Hydroxysafflor yellow A inhibited lipopolysaccharide-induced non-small cell lung cancer cell proliferation, migration, and invasion by suppressing the PI3K/AKT/mTOR and ERK/MAPK signaling pathways.
Thorac Cancer. 2019 06 ;10(6):1319-1333. Epub 2019 May 4. PMID: 31055884
BACKGROUND: Chronic inflammation plays a significant role in the occurrence and development of non-small cell lung cancer (NSCLC). Hydroxysafflor yellow A (HSYA), a chemical compound of the yellow color pigments extracted from the safflower, has been widely used in clinical treatment with positive antioxidation, anti-inflammation, and antitumor effects. However, the role and underlying mechanisms of HYSA on development and progress in inflammation-mediated NSCLC are unknown.
METHODS: Cell counting kit-8, colony formation, EdU, cell apoptosis, wound healing, Transwell migration and invasion, and enzyme-linked immunosorbent assays; flow cytometry; and Western blotting were conducted using human NSCLC cell lines A549 and H1299.

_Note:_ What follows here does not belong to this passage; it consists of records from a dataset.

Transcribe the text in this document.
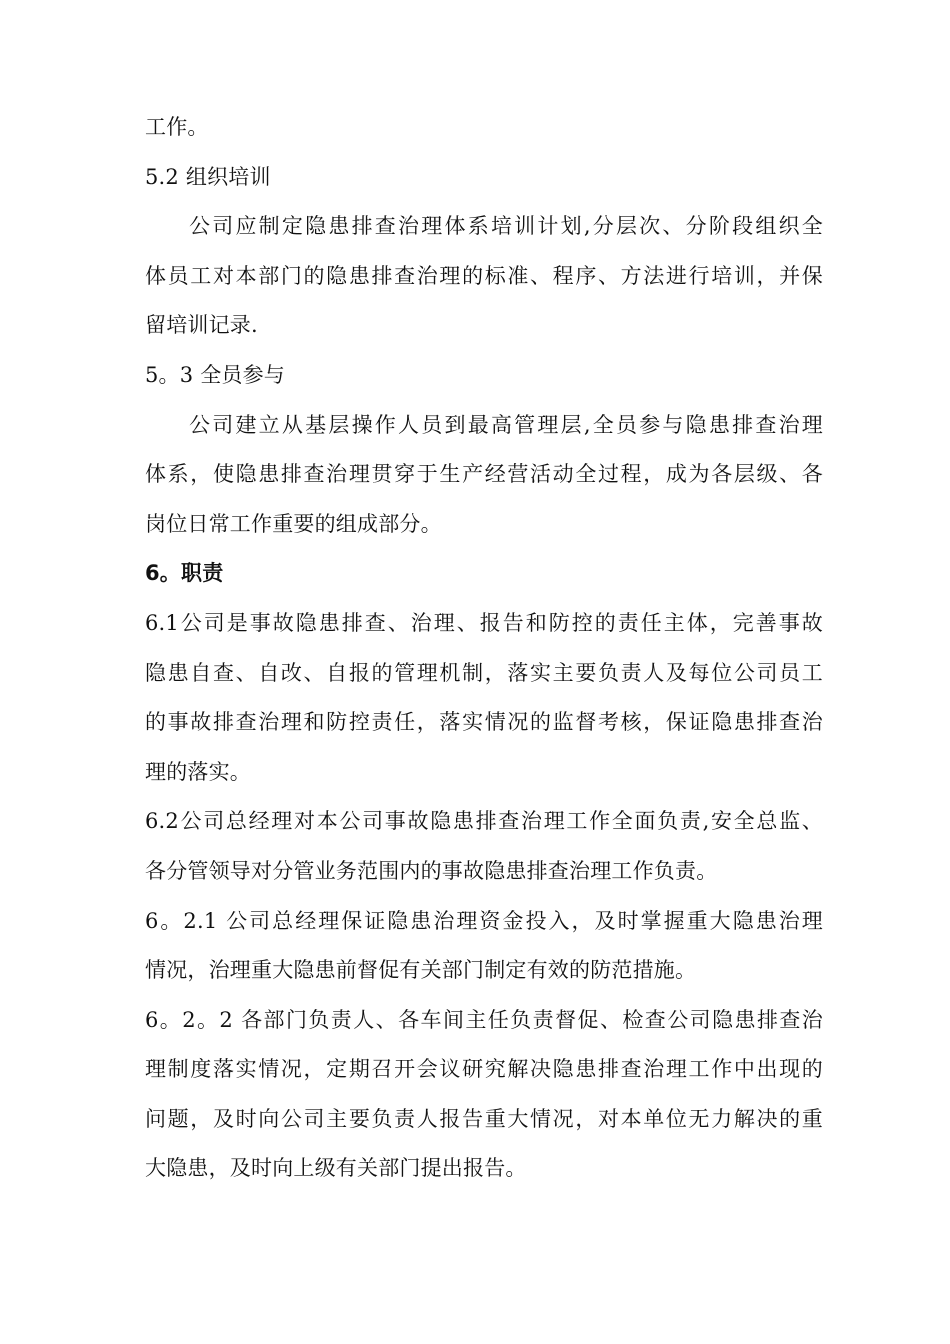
工作。
5.2 组织培训
公司应制定隐患排查治理体系培训计划,分层次、分阶段组织全
体员工对本部门的隐患排查治理的标准、程序、方法进行培训，并保
留培训记录.
5。3 全员参与
公司建立从基层操作人员到最高管理层,全员参与隐患排查治理
体系，使隐患排查治理贯穿于生产经营活动全过程，成为各层级、各
岗位日常工作重要的组成部分。
6。职责
6.1公司是事故隐患排查、治理、报告和防控的责任主体，完善事故
隐患自查、自改、自报的管理机制，落实主要负责人及每位公司员工
的事故排查治理和防控责任，落实情况的监督考核，保证隐患排查治
理的落实。
6.2公司总经理对本公司事故隐患排查治理工作全面负责,安全总监、
各分管领导对分管业务范围内的事故隐患排查治理工作负责。
6。2.1 公司总经理保证隐患治理资金投入，及时掌握重大隐患治理
情况，治理重大隐患前督促有关部门制定有效的防范措施。
6。2。2 各部门负责人、各车间主任负责督促、检查公司隐患排查治
理制度落实情况，定期召开会议研究解决隐患排查治理工作中出现的
问题，及时向公司主要负责人报告重大情况，对本单位无力解决的重
大隐患，及时向上级有关部门提出报告。
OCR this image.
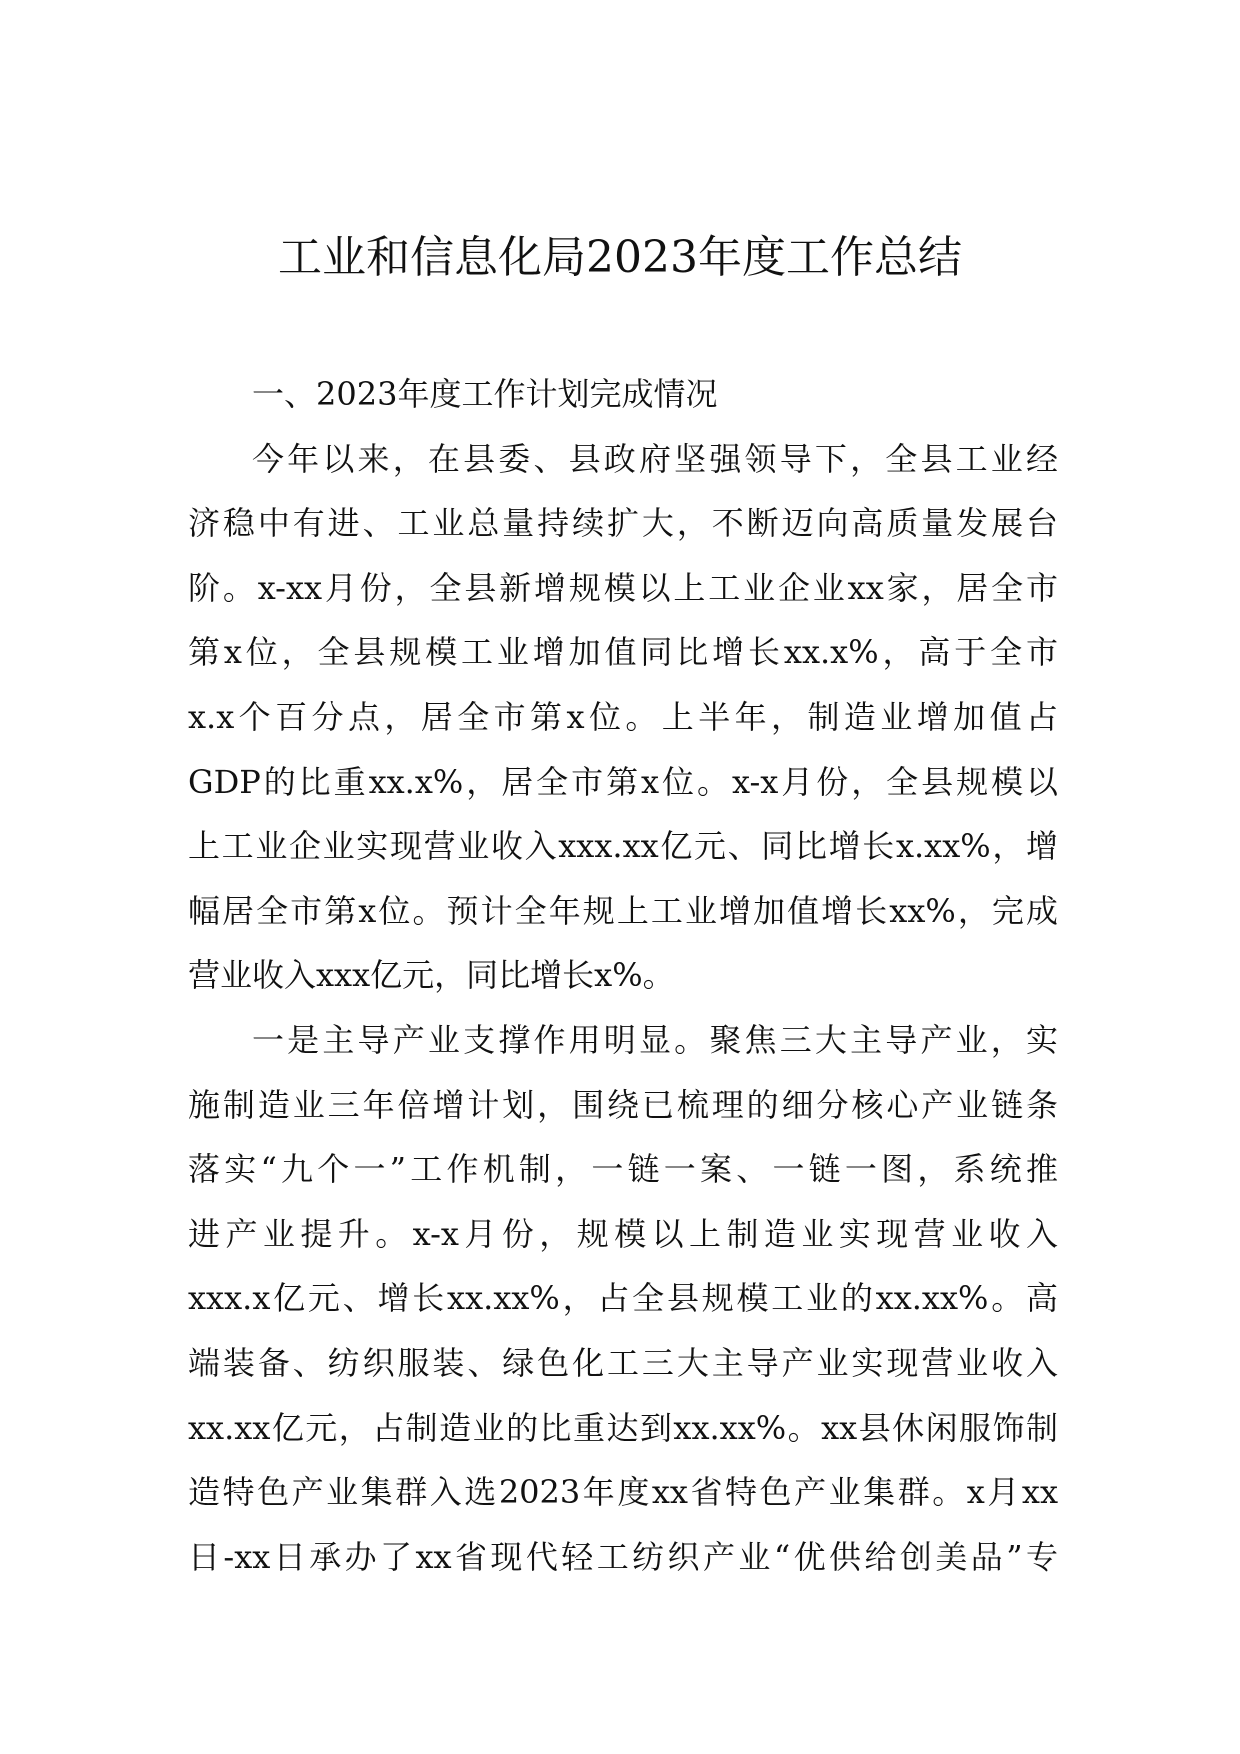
工业和信息化局2023年度工作总结
一、2023年度工作计划完成情况
今年以来，在县委、县政府坚强领导下，全县工业经
济稳中有进、工业总量持续扩大，不断迈向高质量发展台
阶。x-xx月份，全县新增规模以上工业企业xx家，居全市
第x位，全县规模工业增加值同比增长xx.x%，高于全市
x.x个百分点，居全市第x位。上半年，制造业增加值占
GDP的比重xx.x%，居全市第x位。x-x月份，全县规模以
上工业企业实现营业收入xxx.xx亿元、同比增长x.xx%，增
幅居全市第x位。预计全年规上工业增加值增长xx%，完成
营业收入xxx亿元，同比增长x%。
一是主导产业支撑作用明显。聚焦三大主导产业，实
施制造业三年倍增计划，围绕已梳理的细分核心产业链条
落实“九个一”工作机制，一链一案、一链一图，系统推
进产业提升。x-x月份，规模以上制造业实现营业收入
xxx.x亿元、增长xx.xx%，占全县规模工业的xx.xx%。高
端装备、纺织服装、绿色化工三大主导产业实现营业收入
xx.xx亿元，占制造业的比重达到xx.xx%。xx县休闲服饰制
造特色产业集群入选2023年度xx省特色产业集群。x月xx
日-xx日承办了xx省现代轻工纺织产业“优供给创美品”专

RESULTS: Lipopolysaccharide (LPS) significantly promoted the proliferation and enhanced colony formation of A549 and H1299 cells, while HYSA notably reversed the effects of LPS. HYSA induced apoptosis of LPS-mediated A549 and H1299 cells in a dose dependent manner; and remarkably suppressed migration, invasion, and epithelial-mesenchymal transition (EMT), significantly regulated production of LPS-induced inflammation cytokines, and downregulated protein expression of PI3K/Akt/mTOR and ERK/MAPK signaling pathways in LPS-induced A549 and H1299 cells. Furthermore, PI3K (LY294002) and ERK (SCH772984) inhibitors remarkably inhibited proliferation, migration, invasion, and EMT, and induced apoptosis in LPS-mediated A549 and H1299 cells. These effects were even more obvious in the presence of HYSA and LY294002 or SCH772984 compared to those of either agent alone.
CONCLUSION: HYSA suppressed LPS-mediated proliferation, migration, invasion, and EMT in A549 and H1299 cells by inhibiting the PI3K/Akt/mTOR and ERK/MAPK signaling pathways, indicating that HYSA may be a potential candidate to treat inflammation-mediated NSCLC.